I felt overwhelmed to be dancing with an angel and after davening I asked the man his name. The old man smiled and said, ‘Chaim.’ Chaim survived Buchenwald, was in the Israeli Air Force, and then immigrated to America. At that moment, I decided that when the time came for me to convert, I would call myself Chaim. Years passed and I never saw Chaim again, but I’ll never forget him because we share the same name.”

 

After listening attentively, Rabbi Welton asked: "By any chance, would the man’s name have been Chaim Grossman?" The father of the Bat Mitzvah girl was shocked. "How do you know that?" he asked. Rabbi Welton explained that he was a shul rabbi in Westchester, and he had a congregant who survived Buchenwald, served in the Israeli Air Force, and then immigrated to America. Chaim Grossman was his congregant.

 

The man began to cry. Rabbi Welton promised that he would send regards, but the father had another request. So after Shabbos, they took a picture together to convey his love to his namesake, “Chaim."

 

The next Shabbos, Rabbi Welton asked Chaim Grossman to sit in the center of the Shul for the derasha. The parsha that week was Shemos which lists the names of B’nei Yisrael.
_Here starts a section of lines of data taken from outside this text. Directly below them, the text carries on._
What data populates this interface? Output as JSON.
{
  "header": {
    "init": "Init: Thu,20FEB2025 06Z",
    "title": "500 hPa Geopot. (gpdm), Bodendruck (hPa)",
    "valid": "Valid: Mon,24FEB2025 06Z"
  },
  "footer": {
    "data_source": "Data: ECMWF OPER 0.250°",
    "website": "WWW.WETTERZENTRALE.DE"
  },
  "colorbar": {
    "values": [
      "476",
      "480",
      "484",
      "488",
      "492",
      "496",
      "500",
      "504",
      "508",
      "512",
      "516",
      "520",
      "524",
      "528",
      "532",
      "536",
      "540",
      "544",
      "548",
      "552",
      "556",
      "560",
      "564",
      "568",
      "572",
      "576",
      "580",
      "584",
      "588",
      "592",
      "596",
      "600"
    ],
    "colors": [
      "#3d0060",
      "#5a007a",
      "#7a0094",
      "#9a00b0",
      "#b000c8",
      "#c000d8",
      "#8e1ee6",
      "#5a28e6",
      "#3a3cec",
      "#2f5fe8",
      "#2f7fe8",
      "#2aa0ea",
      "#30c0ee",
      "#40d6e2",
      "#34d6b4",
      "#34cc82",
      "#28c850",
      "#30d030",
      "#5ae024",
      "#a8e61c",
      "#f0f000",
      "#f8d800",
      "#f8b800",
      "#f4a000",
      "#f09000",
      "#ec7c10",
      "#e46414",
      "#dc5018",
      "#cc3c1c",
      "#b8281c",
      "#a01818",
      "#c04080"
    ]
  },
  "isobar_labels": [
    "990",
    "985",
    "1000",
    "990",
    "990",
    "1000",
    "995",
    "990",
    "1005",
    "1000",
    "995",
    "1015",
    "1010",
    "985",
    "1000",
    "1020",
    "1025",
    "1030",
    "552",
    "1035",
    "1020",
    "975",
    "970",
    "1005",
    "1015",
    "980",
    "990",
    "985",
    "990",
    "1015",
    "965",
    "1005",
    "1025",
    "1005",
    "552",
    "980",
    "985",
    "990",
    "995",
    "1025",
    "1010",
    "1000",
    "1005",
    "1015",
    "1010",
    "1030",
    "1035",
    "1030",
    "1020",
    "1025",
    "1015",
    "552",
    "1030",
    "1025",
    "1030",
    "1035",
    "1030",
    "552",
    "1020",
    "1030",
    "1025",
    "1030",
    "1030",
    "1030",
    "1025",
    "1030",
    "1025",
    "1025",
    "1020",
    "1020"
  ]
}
Rabbi Welton related that 3,000 miles away there lived a man named Chaim who carried Chaim Grossman’s name and who was raising his family in an observant, Torah home.

 

The rabbi then took out the photo, printed and framed, and handed it to Chaim. Chaim stood up and raised his numbered arm to receive the photo of his "Godson”. With tears streaming down his cheeks, Chaim proclaimed “Baruch Hashem, Shehechiyanu, V’kiyamu, V’higiyanu V’higiyanu Lazman Hazeh!” 

 

Chaim Grossman had never been blessed with children. But now he had a proud Jew halfway around the world who carried his name and who would pass it on to future generations.

 

Simchas Torah is not just a technical occasion that we finish and roll the Torah to start again. It is a day we unroll ourselves to find our place in the masorah of Torah, to reconnect to our eternal heritage. We do this not as a burden but as a gift. With great joy we embrace our life purpose, our unique mission. So, during Hagbah, get close to the Torah and look for a word that begins with the letter of your name. Find your name and find your place in Torah.